Ce n’è uno che recensisce i film con un punteggio da uno a cinque,
che non gli ha voluto nemmeno dare uno. Gli ha dato zero: invotabile.
Dato
il successo del documentario
(piccolo successo, starà in sala fino a stasera, poi passerà allo
streaming),
questo vuole forse dire che i critici hanno sbagliato? No, evviva chi
ha studiato, chi ha visto migliaia di film chi ha letto
migliaia di libri, e ci può dare un giudizio che viene da lontano.
Epperò forse sarebbe ora di levarci quell’aria di superiorità e
provare a capire anche che succede fuori dal nostro giro.
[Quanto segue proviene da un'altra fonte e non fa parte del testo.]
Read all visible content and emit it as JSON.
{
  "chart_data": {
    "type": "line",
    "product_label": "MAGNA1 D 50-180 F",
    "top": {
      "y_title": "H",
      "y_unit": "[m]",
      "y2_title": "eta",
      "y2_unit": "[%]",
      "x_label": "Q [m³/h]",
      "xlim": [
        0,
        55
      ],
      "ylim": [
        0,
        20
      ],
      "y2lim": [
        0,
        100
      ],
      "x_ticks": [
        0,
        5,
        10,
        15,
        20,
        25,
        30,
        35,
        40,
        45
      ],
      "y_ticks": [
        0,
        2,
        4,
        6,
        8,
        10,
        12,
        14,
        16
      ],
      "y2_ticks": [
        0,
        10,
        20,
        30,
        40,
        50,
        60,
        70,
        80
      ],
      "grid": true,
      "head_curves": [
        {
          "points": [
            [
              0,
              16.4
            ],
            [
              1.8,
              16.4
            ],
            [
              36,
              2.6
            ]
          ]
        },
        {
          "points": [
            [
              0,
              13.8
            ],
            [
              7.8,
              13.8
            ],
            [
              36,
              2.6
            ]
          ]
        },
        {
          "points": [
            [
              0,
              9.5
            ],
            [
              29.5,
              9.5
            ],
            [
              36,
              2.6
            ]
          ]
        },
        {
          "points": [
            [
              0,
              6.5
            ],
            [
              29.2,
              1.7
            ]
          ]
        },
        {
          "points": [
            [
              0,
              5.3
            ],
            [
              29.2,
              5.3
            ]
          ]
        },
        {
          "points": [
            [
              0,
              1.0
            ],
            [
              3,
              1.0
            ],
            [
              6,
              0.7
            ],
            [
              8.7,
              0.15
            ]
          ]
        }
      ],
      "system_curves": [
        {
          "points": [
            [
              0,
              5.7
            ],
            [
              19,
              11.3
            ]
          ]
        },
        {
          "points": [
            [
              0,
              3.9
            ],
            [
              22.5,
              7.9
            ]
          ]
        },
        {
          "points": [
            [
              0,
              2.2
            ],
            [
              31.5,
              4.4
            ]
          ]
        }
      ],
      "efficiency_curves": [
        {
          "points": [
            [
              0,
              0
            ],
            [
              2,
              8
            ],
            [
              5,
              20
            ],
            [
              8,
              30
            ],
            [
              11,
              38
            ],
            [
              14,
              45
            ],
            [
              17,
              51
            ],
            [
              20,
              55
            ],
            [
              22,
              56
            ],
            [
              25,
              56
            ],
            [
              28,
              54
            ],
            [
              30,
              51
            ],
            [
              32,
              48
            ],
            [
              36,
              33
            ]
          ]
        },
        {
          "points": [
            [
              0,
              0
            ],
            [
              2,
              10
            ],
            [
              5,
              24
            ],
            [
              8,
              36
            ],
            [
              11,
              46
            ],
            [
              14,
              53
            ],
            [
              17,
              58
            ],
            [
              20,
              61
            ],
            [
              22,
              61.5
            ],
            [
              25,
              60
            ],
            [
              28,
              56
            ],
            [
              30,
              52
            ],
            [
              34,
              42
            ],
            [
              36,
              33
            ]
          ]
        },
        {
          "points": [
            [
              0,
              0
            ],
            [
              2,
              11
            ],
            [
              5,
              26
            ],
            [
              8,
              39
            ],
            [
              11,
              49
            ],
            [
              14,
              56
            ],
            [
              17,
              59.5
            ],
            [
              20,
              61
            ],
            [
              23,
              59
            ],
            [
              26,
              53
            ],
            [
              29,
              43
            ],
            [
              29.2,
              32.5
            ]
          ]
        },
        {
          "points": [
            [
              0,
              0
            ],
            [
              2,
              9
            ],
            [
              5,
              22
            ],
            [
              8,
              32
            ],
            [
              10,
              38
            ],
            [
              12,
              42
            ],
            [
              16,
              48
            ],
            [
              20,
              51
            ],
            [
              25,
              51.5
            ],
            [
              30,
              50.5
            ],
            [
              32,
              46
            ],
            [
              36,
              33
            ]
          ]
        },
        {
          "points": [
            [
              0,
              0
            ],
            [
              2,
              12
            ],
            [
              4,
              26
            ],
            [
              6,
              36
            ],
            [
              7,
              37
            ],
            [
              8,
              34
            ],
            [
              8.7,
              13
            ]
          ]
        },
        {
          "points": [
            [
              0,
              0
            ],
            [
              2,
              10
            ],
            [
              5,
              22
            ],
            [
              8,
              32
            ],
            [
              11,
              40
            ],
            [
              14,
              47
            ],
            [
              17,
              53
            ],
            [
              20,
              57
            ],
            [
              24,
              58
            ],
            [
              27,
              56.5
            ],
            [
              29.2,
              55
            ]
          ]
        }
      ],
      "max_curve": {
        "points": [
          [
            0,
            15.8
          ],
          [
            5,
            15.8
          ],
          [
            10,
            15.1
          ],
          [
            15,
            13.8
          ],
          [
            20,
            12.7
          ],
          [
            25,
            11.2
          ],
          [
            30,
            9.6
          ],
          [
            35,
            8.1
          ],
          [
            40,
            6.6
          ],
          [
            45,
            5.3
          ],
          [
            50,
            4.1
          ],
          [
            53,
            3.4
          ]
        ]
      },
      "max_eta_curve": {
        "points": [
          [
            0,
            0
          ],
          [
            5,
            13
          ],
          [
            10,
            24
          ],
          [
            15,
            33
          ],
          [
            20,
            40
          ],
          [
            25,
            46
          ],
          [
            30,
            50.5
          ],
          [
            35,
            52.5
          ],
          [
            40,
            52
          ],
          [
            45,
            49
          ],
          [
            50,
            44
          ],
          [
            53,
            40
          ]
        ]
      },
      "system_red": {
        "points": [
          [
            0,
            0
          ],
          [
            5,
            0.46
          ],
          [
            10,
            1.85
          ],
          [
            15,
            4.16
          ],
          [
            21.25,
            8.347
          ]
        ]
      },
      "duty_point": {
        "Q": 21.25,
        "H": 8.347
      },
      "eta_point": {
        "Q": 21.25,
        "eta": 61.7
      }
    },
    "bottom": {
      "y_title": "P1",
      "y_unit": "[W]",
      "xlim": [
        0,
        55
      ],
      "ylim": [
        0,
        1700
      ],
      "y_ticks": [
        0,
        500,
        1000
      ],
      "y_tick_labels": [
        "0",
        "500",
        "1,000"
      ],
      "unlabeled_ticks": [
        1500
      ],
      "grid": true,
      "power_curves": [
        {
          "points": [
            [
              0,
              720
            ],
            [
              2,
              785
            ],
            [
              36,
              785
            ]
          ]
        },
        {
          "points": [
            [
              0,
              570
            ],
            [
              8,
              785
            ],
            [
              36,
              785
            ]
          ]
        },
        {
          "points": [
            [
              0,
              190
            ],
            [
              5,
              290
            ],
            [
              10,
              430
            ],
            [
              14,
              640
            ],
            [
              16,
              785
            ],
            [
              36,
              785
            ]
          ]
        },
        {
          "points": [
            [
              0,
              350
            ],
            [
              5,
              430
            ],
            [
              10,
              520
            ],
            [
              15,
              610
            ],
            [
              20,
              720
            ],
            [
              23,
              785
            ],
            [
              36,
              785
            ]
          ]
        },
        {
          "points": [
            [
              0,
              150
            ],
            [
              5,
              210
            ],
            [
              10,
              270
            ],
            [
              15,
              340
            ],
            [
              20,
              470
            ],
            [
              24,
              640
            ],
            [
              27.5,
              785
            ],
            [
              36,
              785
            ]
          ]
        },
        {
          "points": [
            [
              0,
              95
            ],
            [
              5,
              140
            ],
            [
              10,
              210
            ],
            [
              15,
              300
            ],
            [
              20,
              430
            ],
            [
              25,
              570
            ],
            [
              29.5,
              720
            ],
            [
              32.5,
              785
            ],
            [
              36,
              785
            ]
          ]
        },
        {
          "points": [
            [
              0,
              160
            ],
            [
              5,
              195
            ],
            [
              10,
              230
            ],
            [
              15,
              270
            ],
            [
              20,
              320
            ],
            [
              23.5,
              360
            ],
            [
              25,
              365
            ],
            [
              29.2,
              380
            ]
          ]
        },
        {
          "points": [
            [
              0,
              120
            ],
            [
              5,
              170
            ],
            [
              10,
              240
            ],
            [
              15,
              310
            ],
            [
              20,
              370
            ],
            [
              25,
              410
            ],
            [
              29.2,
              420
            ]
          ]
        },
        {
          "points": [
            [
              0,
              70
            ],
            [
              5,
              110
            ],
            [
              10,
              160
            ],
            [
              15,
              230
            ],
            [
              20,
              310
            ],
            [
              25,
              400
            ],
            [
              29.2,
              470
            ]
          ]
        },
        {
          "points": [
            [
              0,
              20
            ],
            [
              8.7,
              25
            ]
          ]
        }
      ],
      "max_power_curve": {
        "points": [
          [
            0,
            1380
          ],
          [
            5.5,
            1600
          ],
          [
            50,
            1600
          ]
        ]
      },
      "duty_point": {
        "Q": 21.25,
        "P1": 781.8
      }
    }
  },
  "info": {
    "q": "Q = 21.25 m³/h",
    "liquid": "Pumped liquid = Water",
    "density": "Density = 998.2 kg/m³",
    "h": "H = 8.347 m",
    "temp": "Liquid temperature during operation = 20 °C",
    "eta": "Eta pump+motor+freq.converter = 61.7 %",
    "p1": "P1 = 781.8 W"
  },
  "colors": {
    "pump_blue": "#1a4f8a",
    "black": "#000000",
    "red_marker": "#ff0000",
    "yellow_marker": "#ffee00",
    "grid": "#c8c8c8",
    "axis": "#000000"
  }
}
Capire
perché in cima alla classifica dei libri in questi giorni non c’è
Elena Ferrante, ma il manuale di una che si fa chiamare “spora”
e che come slogan ha “stay strana stay figa”; o perché per i
nostri figli il poeta youtuber Francesco Sole sia più popolare della
meravigliosa Ada Merini. Per non parlare della musica dove gli
youtuber in questi anni, ignorati o derisi dalla critica, hanno
ribaltato le hit parade. Avete
provato a leggere la classifica di Spotify oggi? Quanti ne conoscete
dei primi dieci?
Una
volta il critico – letterario, cinematografico, musicale – era il
vero influencer, colui o colei che era in grado di influenzare i
nostri consumi culturali. Un ruolo prezioso, che non va perduto. Ma
visto che gli influencer diventano star “culturali” nonostante le
stroncature della critica, ci serve qualcuno che ci aiuti a capire
chi sono e perché i nostri figli vanno pazzi per loro.